While the investment picture might be nerve-wracking for many investors, history suggests down markets always eventually recover, so this might actually be a great time to put some money to work. Here’s one fast-growing stock leveraging advanced technology, and it’s worth considering because it’s trading at an 88.9% discount to its all-time high, despite the company being highly profitable.
Upstart is transforming the lending business
For several decades now, fair isaac‘s (FICO 4.41%) FICO credit scoring system has been the standard for determining consumer creditworthiness. It considers five key factors, including an individual’s repayment history, current debt levels, and the types of loans currently held.
But Upstart Holdings (UPST -13.34%) says those metrics don’t provide the full picture of a person’s ability to repay a loan. The company has built an artificial intelligence algorithm that measures 1,600 data points, including where a potential borrower currently works and his or her education, to generate a more accurate credit score. The algorithm also arrives at a decision instantly 74% of the time, which can save days or weeks of an employee manually generating a credit assessment.

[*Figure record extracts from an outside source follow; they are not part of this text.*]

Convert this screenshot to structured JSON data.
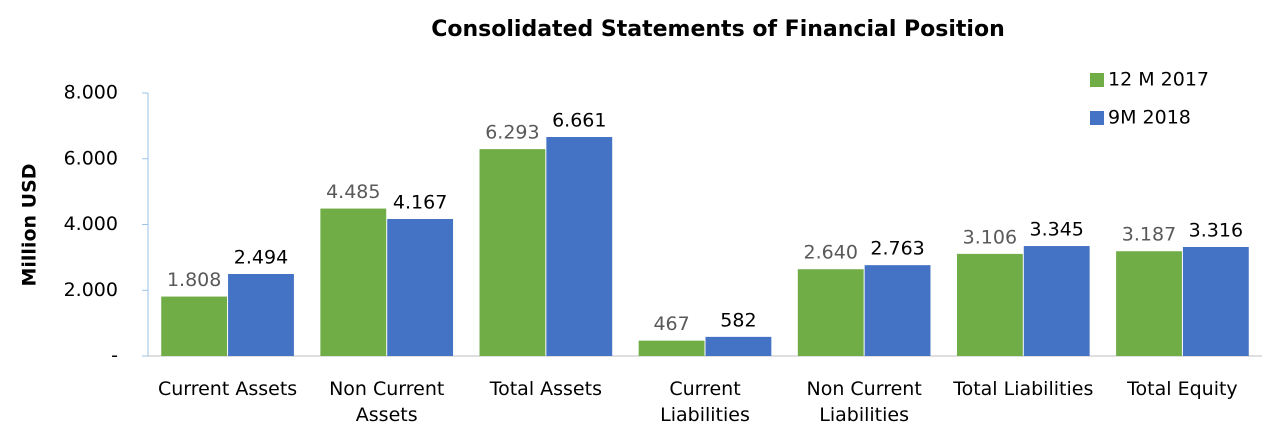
{
  "chart_data": {
    "type": "bar",
    "title": "Consolidated Statements of Financial Position",
    "y_label": "Million USD",
    "categories": [
      "Current Assets",
      "Non Current Assets",
      "Total Assets",
      "Current Liabilities",
      "Non Current Liabilities",
      "Total Liabilities",
      "Total Equity"
    ],
    "series": [
      {
        "name": "12 M 2017",
        "color": "#70ad47",
        "values": [
          1808,
          4485,
          6293,
          467,
          2640,
          3106,
          3187
        ],
        "value_labels": [
          "1.808",
          "4.485",
          "6.293",
          "467",
          "2.640",
          "3.106",
          "3.187"
        ],
        "label_color": "#595959"
      },
      {
        "name": "9M 2018",
        "color": "#4472c4",
        "values": [
          2494,
          4167,
          6661,
          582,
          2763,
          3345,
          3316
        ],
        "value_labels": [
          "2.494",
          "4.167",
          "6.661",
          "582",
          "2.763",
          "3.345",
          "3.316"
        ],
        "label_color": "#000000"
      }
    ],
    "ylim": [
      0,
      8000
    ],
    "yticks": [
      {
        "value": 0,
        "label": "-"
      },
      {
        "value": 2000,
        "label": "2.000"
      },
      {
        "value": 4000,
        "label": "4.000"
      },
      {
        "value": 6000,
        "label": "6.000"
      },
      {
        "value": 8000,
        "label": "8.000"
      }
    ],
    "grid": false,
    "legend": "top-right"
  }
}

That’s a big win for banks, one of which has ditched FICO scores altogether in favor of this new-age technology. That raises an important point: Upstart’s goal isn’t to write loans itself but rather originate them for its bank partners in exchange for a fee. Typically, this means Upstart holds little to no credit risk, although it recently deviated from this strategy temporarily, which is one reason its stock has failed so steeply.

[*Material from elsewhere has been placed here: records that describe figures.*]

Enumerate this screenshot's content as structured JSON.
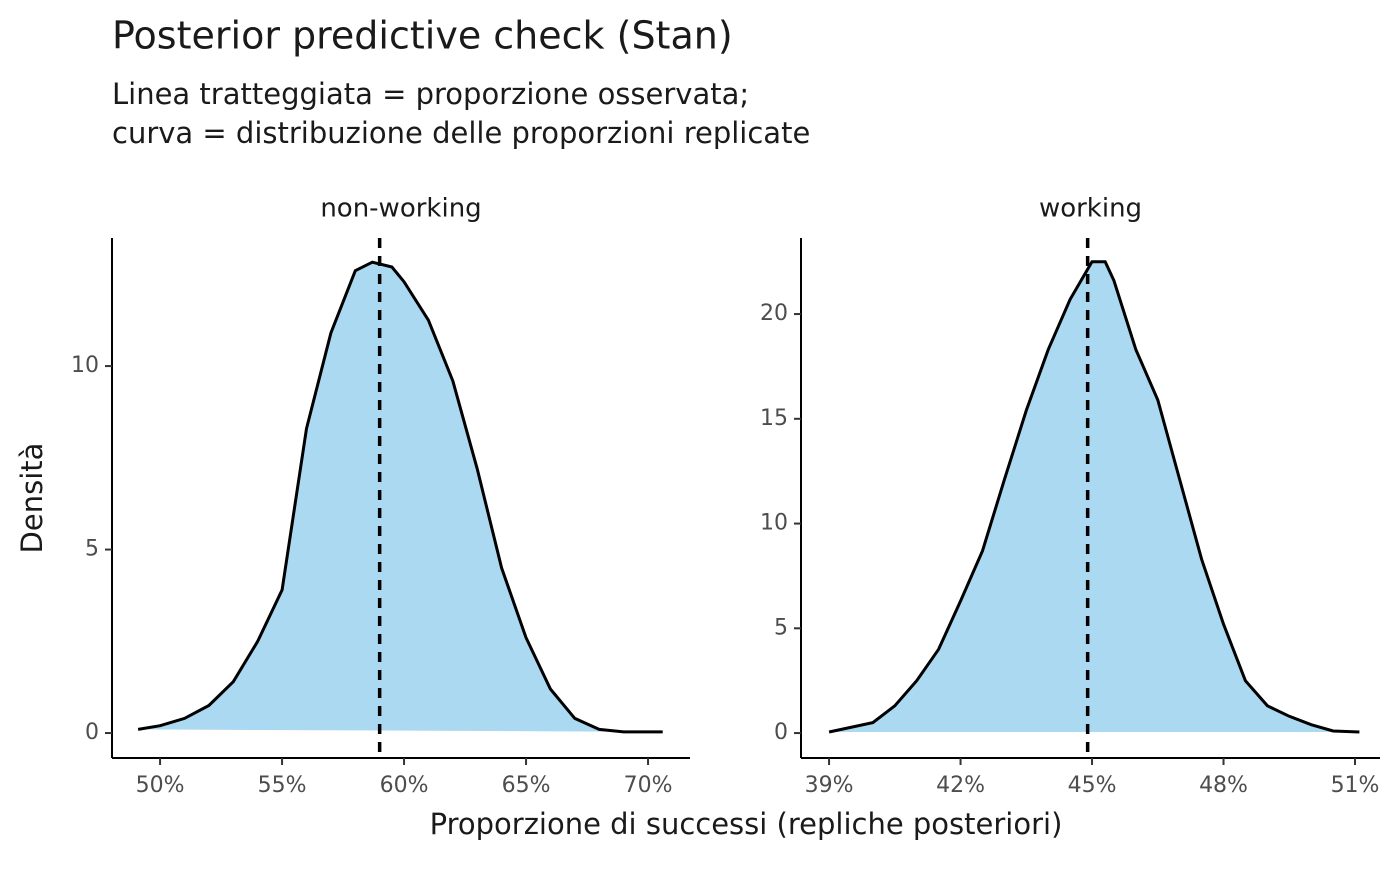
{
  "title": "Posterior predictive check (Stan)",
  "subtitle": [
    "Linea tratteggiata = proporzione osservata;",
    "curva = distribuzione delle proporzioni replicate"
  ],
  "x_label": "Proporzione di successi (repliche posteriori)",
  "y_label": "Densità",
  "chart_data": [
    {
      "type": "area",
      "facet": "non-working",
      "color": "#abd9f2",
      "line_color": "#000000",
      "x": [
        49.1,
        50,
        51,
        52,
        53,
        54,
        55,
        56,
        57,
        58,
        58.7,
        59.5,
        60,
        61,
        62,
        63,
        64,
        65,
        66,
        67,
        68,
        69,
        70.6
      ],
      "values": [
        0.1,
        0.2,
        0.4,
        0.75,
        1.4,
        2.5,
        3.9,
        8.3,
        10.9,
        12.6,
        12.83,
        12.7,
        12.3,
        11.25,
        9.6,
        7.2,
        4.5,
        2.6,
        1.2,
        0.4,
        0.1,
        0.03,
        0.03
      ],
      "observed": 59,
      "xlim": [
        48.03,
        71.72
      ],
      "ylim": [
        -0.68,
        13.49
      ],
      "xticks": [
        {
          "value": 50,
          "label": "50%"
        },
        {
          "value": 55,
          "label": "55%"
        },
        {
          "value": 60,
          "label": "60%"
        },
        {
          "value": 65,
          "label": "65%"
        },
        {
          "value": 70,
          "label": "70%"
        }
      ],
      "yticks": [
        0,
        5,
        10
      ]
    },
    {
      "type": "area",
      "facet": "working",
      "color": "#abd9f2",
      "line_color": "#000000",
      "x": [
        39.0,
        40,
        40.5,
        41,
        41.5,
        42,
        42.5,
        43,
        43.5,
        44,
        44.5,
        45,
        45.3,
        45.5,
        46,
        46.5,
        47,
        47.5,
        48,
        48.5,
        49,
        49.5,
        50,
        50.5,
        51.1
      ],
      "values": [
        0.05,
        0.5,
        1.3,
        2.5,
        4.0,
        6.3,
        8.7,
        12.1,
        15.4,
        18.3,
        20.7,
        22.5,
        22.5,
        21.6,
        18.3,
        15.9,
        12.1,
        8.3,
        5.2,
        2.5,
        1.3,
        0.8,
        0.4,
        0.1,
        0.05
      ],
      "observed": 44.9,
      "xlim": [
        38.36,
        51.57
      ],
      "ylim": [
        -1.19,
        23.63
      ],
      "xticks": [
        {
          "value": 39,
          "label": "39%"
        },
        {
          "value": 42,
          "label": "42%"
        },
        {
          "value": 45,
          "label": "45%"
        },
        {
          "value": 48,
          "label": "48%"
        },
        {
          "value": 51,
          "label": "51%"
        }
      ],
      "yticks": [
        0,
        5,
        10,
        15,
        20
      ]
    }
  ]
}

The company has been conducting research and development for its new automotive lending segment, and it had used $252 million of its own cash by the end of 2021 to make loans to borrowers. By the end of the first quarter of 2022, that figure soared to $597 million as the company struggled to sell the loans to its partners amid difficult credit conditions.
Upstart’s management says it expects this situation will be temporary, and since Upstart originations topped $4.5 billion in the quarter, the $345 million in additional credit risk it absorbed in Q1 represents just 7% of all the loans its algorithm originated.

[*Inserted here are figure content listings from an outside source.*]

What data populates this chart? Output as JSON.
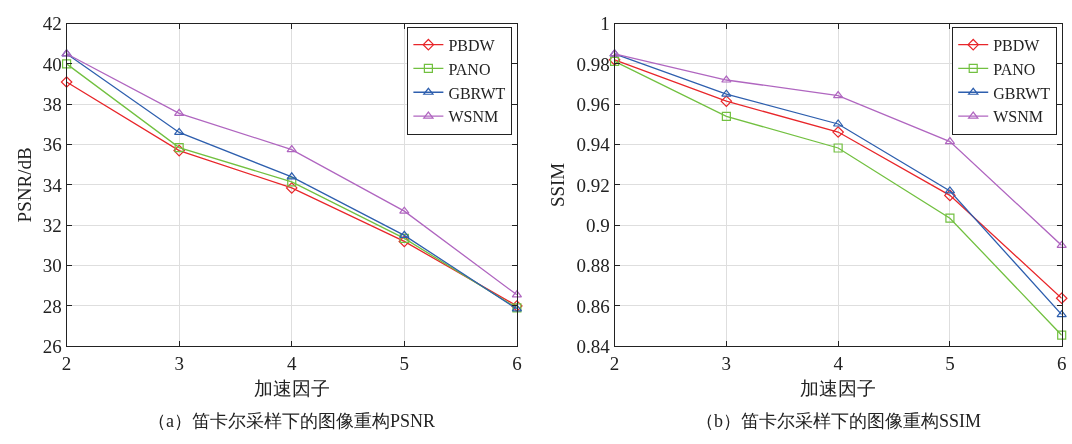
{
  "chart_data": [
    {
      "type": "line",
      "title": "（a）笛卡尔采样下的图像重构PSNR",
      "xlabel": "加速因子",
      "ylabel": "PSNR/dB",
      "x": [
        2,
        3,
        4,
        5,
        6
      ],
      "xlim": [
        2,
        6
      ],
      "xticks": [
        2,
        3,
        4,
        5,
        6
      ],
      "ylim": [
        26,
        42
      ],
      "yticks": [
        26,
        28,
        30,
        32,
        34,
        36,
        38,
        40,
        42
      ],
      "grid": true,
      "legend": "top right",
      "series": [
        {
          "name": "PBDW",
          "color": "#e8262a",
          "marker": "diamond",
          "values": [
            39.1,
            35.7,
            33.85,
            31.2,
            28.0
          ]
        },
        {
          "name": "PANO",
          "color": "#72c040",
          "marker": "square",
          "values": [
            40.0,
            35.85,
            34.15,
            31.35,
            27.9
          ]
        },
        {
          "name": "GBRWT",
          "color": "#2e5fae",
          "marker": "triangle",
          "values": [
            40.5,
            36.6,
            34.4,
            31.5,
            27.85
          ]
        },
        {
          "name": "WSNM",
          "color": "#b066c0",
          "marker": "triangle",
          "values": [
            40.5,
            37.55,
            35.75,
            32.7,
            28.55
          ]
        }
      ]
    },
    {
      "type": "line",
      "title": "（b）笛卡尔采样下的图像重构SSIM",
      "xlabel": "加速因子",
      "ylabel": "SSIM",
      "x": [
        2,
        3,
        4,
        5,
        6
      ],
      "xlim": [
        2,
        6
      ],
      "xticks": [
        2,
        3,
        4,
        5,
        6
      ],
      "ylim": [
        0.84,
        1
      ],
      "yticks": [
        0.84,
        0.86,
        0.88,
        0.9,
        0.92,
        0.94,
        0.96,
        0.98,
        1
      ],
      "grid": true,
      "legend": "top right",
      "series": [
        {
          "name": "PBDW",
          "color": "#e8262a",
          "marker": "diamond",
          "values": [
            0.982,
            0.9615,
            0.9462,
            0.9148,
            0.8638
          ]
        },
        {
          "name": "PANO",
          "color": "#72c040",
          "marker": "square",
          "values": [
            0.9812,
            0.954,
            0.9383,
            0.9035,
            0.8455
          ]
        },
        {
          "name": "GBRWT",
          "color": "#2e5fae",
          "marker": "triangle",
          "values": [
            0.985,
            0.965,
            0.9502,
            0.917,
            0.8557
          ]
        },
        {
          "name": "WSNM",
          "color": "#b066c0",
          "marker": "triangle",
          "values": [
            0.985,
            0.972,
            0.9643,
            0.9415,
            0.89
          ]
        }
      ]
    }
  ]
}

Upstart’s growth is soaring
Upstart has come a long way from its humble beginnings originating unsecured personal loans, which is a $112 billion annual market opportunity. The company’s 2021 entry into the far more lucrative automotive loan segment opens an addressable market that’s approximately six times larger.
The key to originating the maximum volume of automotive loans is to meet potential borrowers where they make their purchases — inside car dealerships. To accelerate its progress, Upstart acquired car dealer sales software company Prodigy. It has integrated its algorithm into that platform to create what is now called Upstart Auto Retail, a two-in-one sales and lending software that has been adopted by 525 dealerships servicing 35 different auto manufacturers. That’s a whopping 224% jump compared to just a year ago.
This progress helped Upstart to a $310 million revenue result in Q1 2022, an increase of 156% year over year.
But it gets better for Upstart
Upstart has hinted that its eye could be on even larger segments of the lending market. In its presentation for the recent quarter, it highlighted the $644 billion small business lending market and the $4.5 trillion mortgage market. The company hasn’t explicitly outlined plans to enter these businesses, but by mentioning them, it offers some insight into where Upstart might turn for its next phase of growth.
Unfortunately, a predicted slowdown in economic growth caused Upstart to rein in its revenue guidance for 2022. Management expected to generate $1.4 billion, but that was revised down to $1.25 billion; still, it represents a 47% jump compared to the 2021 result of $849 million.
The company is also very profitable, with $2.72 in adjusted earnings per share on a trailing-12-month basis. That places Upstart stock at a price-to-earnings multiple of 18.9, at a 27% discount to the Nasdaq-100 index, which trades at a multiple of 26.
Upstart’s stock price might be down 88.9% from its all-time high of $401, but it has rocketed higher by 77% from its 52-week low point, which was set after its earnings release just two weeks ago. Clearly, some investors still see value in the company, and it’s arguably still very cheap.